The evidence bias of France to Armenia appears to stem from the rivalry between France and Turkey. The rivalry has been brewing over perceived insults and anticipated military contracting. TASS Russian News Agency stated that Turkish leader Erdogan had claimed that France, along with the U.S. and Russia, were supplying Armenia with weapons. Erdogan has likewise been a vocal critic of the Minsk Group, of which France is a seated member. 

The French-Turkish “spat” as Deutsche-Welle called it is a matter of international concern, and the bias toward Armenia is a potential catalyzing agent of it. Commentary from Deutsche Welle stated that the spat between the two nations could “widen the civilization divide.” The civilization divide referenced here is the divide between the western secular world and the Islamic world. Erdogan has been a heated critic of France for its stances against Islamic extremism. Members of the Islamic society leadership have perceived a stance against Islamic-related extremism to be a stance against Islam in general. 

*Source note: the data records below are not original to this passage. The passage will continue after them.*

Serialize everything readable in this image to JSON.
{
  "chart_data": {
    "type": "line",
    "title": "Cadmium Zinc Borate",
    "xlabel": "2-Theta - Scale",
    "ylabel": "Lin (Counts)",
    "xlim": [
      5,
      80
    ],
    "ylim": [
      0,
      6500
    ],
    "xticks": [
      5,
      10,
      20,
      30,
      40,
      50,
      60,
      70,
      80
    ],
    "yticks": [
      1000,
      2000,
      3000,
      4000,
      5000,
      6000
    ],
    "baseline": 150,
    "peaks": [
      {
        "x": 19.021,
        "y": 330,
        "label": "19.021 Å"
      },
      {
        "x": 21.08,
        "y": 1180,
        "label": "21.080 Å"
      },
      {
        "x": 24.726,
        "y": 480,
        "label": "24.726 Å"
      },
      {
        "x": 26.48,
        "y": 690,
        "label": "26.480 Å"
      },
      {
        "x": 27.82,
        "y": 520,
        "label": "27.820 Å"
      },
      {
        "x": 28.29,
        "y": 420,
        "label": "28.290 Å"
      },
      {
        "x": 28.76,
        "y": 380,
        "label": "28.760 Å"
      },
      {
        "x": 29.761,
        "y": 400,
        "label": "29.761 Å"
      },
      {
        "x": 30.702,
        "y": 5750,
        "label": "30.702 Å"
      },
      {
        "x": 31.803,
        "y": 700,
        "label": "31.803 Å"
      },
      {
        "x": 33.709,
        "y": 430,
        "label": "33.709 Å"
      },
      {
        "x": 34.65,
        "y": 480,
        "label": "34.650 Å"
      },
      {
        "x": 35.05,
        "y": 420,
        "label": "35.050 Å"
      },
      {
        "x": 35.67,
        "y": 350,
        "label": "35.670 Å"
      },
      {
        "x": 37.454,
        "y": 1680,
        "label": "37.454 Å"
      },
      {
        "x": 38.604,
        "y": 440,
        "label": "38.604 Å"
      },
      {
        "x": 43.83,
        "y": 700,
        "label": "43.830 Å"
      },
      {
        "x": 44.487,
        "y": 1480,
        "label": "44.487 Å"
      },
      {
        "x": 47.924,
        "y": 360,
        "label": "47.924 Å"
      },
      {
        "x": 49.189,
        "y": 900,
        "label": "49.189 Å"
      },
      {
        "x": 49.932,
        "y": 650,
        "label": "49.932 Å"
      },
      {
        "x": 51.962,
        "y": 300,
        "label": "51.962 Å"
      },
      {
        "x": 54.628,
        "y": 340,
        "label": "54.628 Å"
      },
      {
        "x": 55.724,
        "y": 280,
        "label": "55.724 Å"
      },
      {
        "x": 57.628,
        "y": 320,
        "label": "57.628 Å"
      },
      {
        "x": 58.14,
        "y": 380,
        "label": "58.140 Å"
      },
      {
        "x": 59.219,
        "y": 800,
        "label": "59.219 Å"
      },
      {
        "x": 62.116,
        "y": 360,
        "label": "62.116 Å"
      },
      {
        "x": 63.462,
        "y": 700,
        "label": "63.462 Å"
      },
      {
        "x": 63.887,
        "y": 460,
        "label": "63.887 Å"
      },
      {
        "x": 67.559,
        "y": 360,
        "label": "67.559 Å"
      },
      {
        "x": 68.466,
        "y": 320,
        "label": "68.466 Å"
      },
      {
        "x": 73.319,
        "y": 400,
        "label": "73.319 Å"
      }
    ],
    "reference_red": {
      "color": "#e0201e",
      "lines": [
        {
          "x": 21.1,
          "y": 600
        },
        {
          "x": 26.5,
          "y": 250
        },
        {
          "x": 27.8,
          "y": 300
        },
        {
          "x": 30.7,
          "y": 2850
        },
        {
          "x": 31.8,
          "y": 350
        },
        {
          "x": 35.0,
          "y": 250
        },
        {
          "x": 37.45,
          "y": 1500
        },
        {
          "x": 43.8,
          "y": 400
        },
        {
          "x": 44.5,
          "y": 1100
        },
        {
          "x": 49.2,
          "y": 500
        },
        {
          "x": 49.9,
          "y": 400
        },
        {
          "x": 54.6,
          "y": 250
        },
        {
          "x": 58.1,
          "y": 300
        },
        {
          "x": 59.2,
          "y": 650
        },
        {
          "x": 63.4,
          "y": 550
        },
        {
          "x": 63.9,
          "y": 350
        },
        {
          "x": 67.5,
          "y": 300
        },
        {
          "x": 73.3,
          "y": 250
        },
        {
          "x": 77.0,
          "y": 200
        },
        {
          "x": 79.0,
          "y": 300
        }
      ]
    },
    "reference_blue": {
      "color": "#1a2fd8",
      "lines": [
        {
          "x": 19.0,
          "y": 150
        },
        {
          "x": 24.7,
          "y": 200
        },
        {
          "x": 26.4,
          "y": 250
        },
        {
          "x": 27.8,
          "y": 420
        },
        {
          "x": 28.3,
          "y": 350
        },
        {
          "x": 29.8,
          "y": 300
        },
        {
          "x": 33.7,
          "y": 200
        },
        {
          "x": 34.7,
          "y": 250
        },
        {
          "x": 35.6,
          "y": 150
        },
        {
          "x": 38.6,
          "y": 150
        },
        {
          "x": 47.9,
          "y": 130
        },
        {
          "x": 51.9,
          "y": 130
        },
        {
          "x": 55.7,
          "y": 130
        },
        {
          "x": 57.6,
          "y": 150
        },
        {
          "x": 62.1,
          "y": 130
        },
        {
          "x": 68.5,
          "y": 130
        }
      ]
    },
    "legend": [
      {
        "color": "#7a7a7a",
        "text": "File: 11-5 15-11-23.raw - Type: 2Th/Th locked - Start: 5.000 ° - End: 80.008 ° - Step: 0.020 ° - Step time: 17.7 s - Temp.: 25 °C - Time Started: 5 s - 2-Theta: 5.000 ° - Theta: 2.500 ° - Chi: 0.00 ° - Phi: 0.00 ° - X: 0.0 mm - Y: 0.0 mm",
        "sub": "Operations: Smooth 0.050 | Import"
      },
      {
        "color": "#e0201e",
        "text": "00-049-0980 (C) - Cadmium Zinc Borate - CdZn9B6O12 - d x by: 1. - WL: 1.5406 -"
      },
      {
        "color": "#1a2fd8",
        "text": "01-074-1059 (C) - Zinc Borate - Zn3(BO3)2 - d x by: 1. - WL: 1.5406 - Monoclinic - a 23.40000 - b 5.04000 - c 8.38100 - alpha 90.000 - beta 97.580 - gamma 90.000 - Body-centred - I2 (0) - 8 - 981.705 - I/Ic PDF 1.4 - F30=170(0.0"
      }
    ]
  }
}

In the Azerbaijani community, as was reflected by the news and commentary site,  criticism of France called the OSCE Minsk co-chair nation “the most prominent patron” of the Armenians. The criticism of this commentary was scathing, calling Macron out on not appearing familiar with the geographic realities of Nagorno-Karabakh despite being a co-chair occupant of the Minsk group. The commentary also alleged that Macron was leveraging the Armenian-lobby of France to secure a relection in April 2022. 

Other European news outlets, such as Euracity, noted that France assembles in “mass support” for Armenian causes. This was made evident on October 25 when thousands of people, including French elected officials, marched in Paris to show their support of Armenians who had illegally occupied the Nagorno-Karabakh region. The rhetoric of this march explicitly accussed Azerbaijan of “the will to massacre” Armenians, despite the fact that Azerbaijan was not the instigator or aggressor of the 2020 era conflict. French citizens had, as of October 25, called on Macron to recognize Artsakh as a legitimate government entity. The region of Nagorno-Karabakh was successfully returned to Azerbaijani sovereignty in the past few days, becoming part of sovereign Azerbaijan once again.

Strain between France and Turkey, as well as continued tensions and western biases in the post-conflict normalization process of the Armenia and Azerbaijan war, will raise further questions for the future of the Minsk group’s validity.